La Garmin debutta con due nuovissimi Radar marini con antenna radome, il GMR20 (2kW, 24 miglia) e il GMR40 (4kW, 36 miglia) interfacciabili con il Newkork Garmin. L’introduzione di questi due nuovi Radar conferma l’avanzata tecnologia del sistema di navigazione Garmin, che ancora una volta ha centrato un obbiettivo di altissimo valore tecnologico. L’unicità dei radar Garmin consiste nel fatto che, a differenza di quelli attualmente disponibili sul mercato, sono componenti di un network a cui ogni periferica viene semplicemente collegata con cavi standard precablati; si tratta di un sistema aperto a cui si possono aggiungere l’antenna radar, il modulo ecoscandaglio, i plotter, i ricevitori meteo, le telecamere, l’antenna GPS. Il collegamento è plug-and-play e non richiede alcuna configurazione, pur offrendo comunque la massima integrazione. L’architettura messa oggi a disposizione da Garmin rappresenta l’obbiettivo verso cui da tempo tende l’industria nautica per la realizzazione dei sistemi elettronici di bordo, e che Garmin ha raggiunto per prima.
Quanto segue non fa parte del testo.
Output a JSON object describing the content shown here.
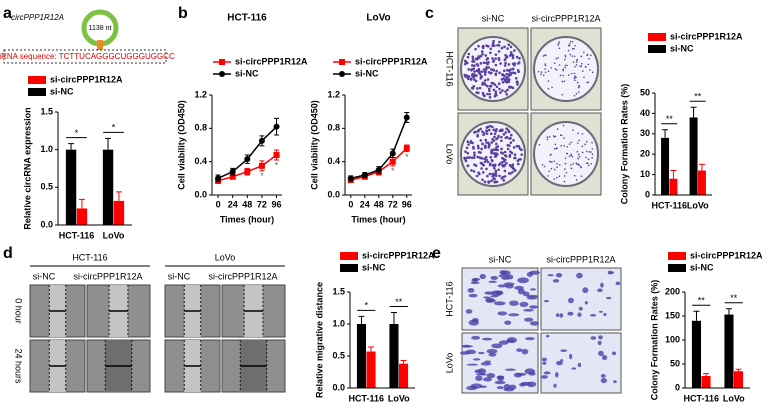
{
  "schematic": {
    "name": "circPPP1R12A",
    "size": "1138 nt",
    "sirna": "siRNA sequence: TCTTUCAGGGCUGGGUGGCC"
  },
  "images": {
    "c": {
      "columns": [
        "si-NC",
        "si-circPPP1R12A"
      ],
      "rows": [
        "HCT-116",
        "LoVo"
      ]
    },
    "d": {
      "groups": [
        "HCT-116",
        "LoVo"
      ],
      "columns": [
        "si-NC",
        "si-circPPP1R12A"
      ],
      "rows": [
        "0 hour",
        "24 hours"
      ]
    },
    "e": {
      "columns": [
        "si-NC",
        "si-circPPP1R12A"
      ],
      "rows": [
        "HCT-116",
        "LoVo"
      ]
    }
  },
  "chart_data": [
    {
      "panel": "a",
      "type": "bar",
      "ylabel": "Relative circRNA expression",
      "categories": [
        "HCT-116",
        "LoVo"
      ],
      "series": [
        {
          "name": "si-circPPP1R12A",
          "color": "#ff0000",
          "values": [
            0.22,
            0.32
          ],
          "errors": [
            0.12,
            0.12
          ]
        },
        {
          "name": "si-NC",
          "color": "#000000",
          "values": [
            1.0,
            1.0
          ],
          "errors": [
            0.08,
            0.15
          ]
        }
      ],
      "annotations": [
        "*",
        "*"
      ],
      "ylim": [
        0,
        1.5
      ],
      "yticks": [
        {
          "value": 0,
          "label": "0.0"
        },
        0.5,
        {
          "value": 1,
          "label": "1.0"
        },
        1.5
      ]
    },
    {
      "panel": "b",
      "type": "line",
      "title": "HCT-116",
      "xlabel": "Times (hour)",
      "ylabel": "Cell viability (OD450)",
      "x": [
        0,
        24,
        48,
        72,
        96
      ],
      "series": [
        {
          "name": "si-circPPP1R12A",
          "color": "#ff0000",
          "marker": "square",
          "values": [
            0.17,
            0.22,
            0.28,
            0.35,
            0.48
          ],
          "errors": [
            0.03,
            0.03,
            0.04,
            0.06,
            0.06
          ]
        },
        {
          "name": "si-NC",
          "color": "#000000",
          "marker": "circle",
          "values": [
            0.2,
            0.28,
            0.43,
            0.65,
            0.82
          ],
          "errors": [
            0.04,
            0.04,
            0.05,
            0.06,
            0.1
          ]
        }
      ],
      "annotations": [
        null,
        null,
        null,
        "*",
        "*"
      ],
      "xlim": [
        -10,
        105
      ],
      "xticks": [
        0,
        24,
        48,
        72,
        96
      ],
      "ylim": [
        0,
        1.2
      ],
      "yticks": [
        {
          "value": 0,
          "label": "0.0"
        },
        0.4,
        0.8,
        1.2
      ]
    },
    {
      "type": "line",
      "title": "LoVo",
      "xlabel": "Times (hour)",
      "ylabel": "Cell viability (OD450)",
      "x": [
        0,
        24,
        48,
        72,
        96
      ],
      "series": [
        {
          "name": "si-circPPP1R12A",
          "color": "#ff0000",
          "marker": "square",
          "values": [
            0.18,
            0.22,
            0.28,
            0.4,
            0.56
          ],
          "errors": [
            0.03,
            0.03,
            0.04,
            0.05,
            0.04
          ]
        },
        {
          "name": "si-NC",
          "color": "#000000",
          "marker": "circle",
          "values": [
            0.2,
            0.24,
            0.3,
            0.5,
            0.93
          ],
          "errors": [
            0.03,
            0.03,
            0.04,
            0.05,
            0.06
          ]
        }
      ],
      "annotations": [
        null,
        null,
        null,
        "*",
        "*"
      ],
      "xlim": [
        -10,
        105
      ],
      "xticks": [
        0,
        24,
        48,
        72,
        96
      ],
      "ylim": [
        0,
        1.2
      ],
      "yticks": [
        {
          "value": 0,
          "label": "0.0"
        },
        0.4,
        0.8,
        1.2
      ]
    },
    {
      "panel": "c",
      "type": "bar",
      "ylabel": "Colony Formation Rates (%)",
      "categories": [
        "HCT-116",
        "LoVo"
      ],
      "series": [
        {
          "name": "si-circPPP1R12A",
          "color": "#ff0000",
          "values": [
            8,
            12
          ],
          "errors": [
            4,
            3
          ]
        },
        {
          "name": "si-NC",
          "color": "#000000",
          "values": [
            28,
            38
          ],
          "errors": [
            4,
            5
          ]
        }
      ],
      "annotations": [
        "**",
        "**"
      ],
      "ylim": [
        0,
        50
      ],
      "yticks": [
        0,
        10,
        20,
        30,
        40,
        50
      ]
    },
    {
      "panel": "d",
      "type": "bar",
      "ylabel": "Relative migrative distance",
      "categories": [
        "HCT-116",
        "LoVo"
      ],
      "series": [
        {
          "name": "si-circPPP1R12A",
          "color": "#ff0000",
          "values": [
            0.57,
            0.38
          ],
          "errors": [
            0.07,
            0.05
          ]
        },
        {
          "name": "si-NC",
          "color": "#000000",
          "values": [
            1.0,
            1.0
          ],
          "errors": [
            0.12,
            0.18
          ]
        }
      ],
      "annotations": [
        "*",
        "**"
      ],
      "ylim": [
        0,
        1.5
      ],
      "yticks": [
        {
          "value": 0,
          "label": "0.0"
        },
        0.5,
        {
          "value": 1,
          "label": "1.0"
        },
        1.5
      ]
    },
    {
      "panel": "e",
      "type": "bar",
      "ylabel": "Colony Formation Rates (%)",
      "categories": [
        "HCT-116",
        "LoVo"
      ],
      "series": [
        {
          "name": "si-circPPP1R12A",
          "color": "#ff0000",
          "values": [
            25,
            35
          ],
          "errors": [
            5,
            4
          ]
        },
        {
          "name": "si-NC",
          "color": "#000000",
          "values": [
            140,
            153
          ],
          "errors": [
            20,
            12
          ]
        }
      ],
      "annotations": [
        "**",
        "**"
      ],
      "ylim": [
        0,
        200
      ],
      "yticks": [
        0,
        50,
        100,
        150,
        200
      ]
    }
  ]
}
I Radar Garmin offrono anche caratteristiche di tutto rispetto, con il loro raggio di 3.6 gradi orizzontali e di 25 gradi verticali di ampiezza per la massima precisione e discriminazione, due ingressi video compositi e un’uscita video per colloquiare con altre periferiche come le telecamere di bordo o inviare le immagini a video remoti, con una trasmissione dati a ben 100 megabit, con la possibilità di collegare innumerevoli periferiche grazie all’adozione di un “port expander”, permettono una precisa individuazione degli oggetti e una migliore penetrazione nella pioggia e nella nebbia.
I radar Garmin naturalmente dispongono di tutte le funzionalità comuni ai radar di questa categoria, compresa la funzione MARPA per il tracciamento fino a dieci target contemporaneamente.
Le antenne radar Garmin completamente stagne, che all’interno concentrano sia le funzioni logiche che di potenza, non richiedono di essere aperte per il collegamento, che avviene con cavi precablati su connettori dedicati esterni, annullando l’enormità di problemi che spesso affliggono le installazioni dei radar tradizionali.
I dati elaborati dai radar vengono successivamente condivisi con i plotter multifunzione Garmin GPSMAP 3006C e GPSMAP 3010C, che possono essere configurati con la massima semplicità per mostrare le funzioni prescelte in varie videate di navigazione.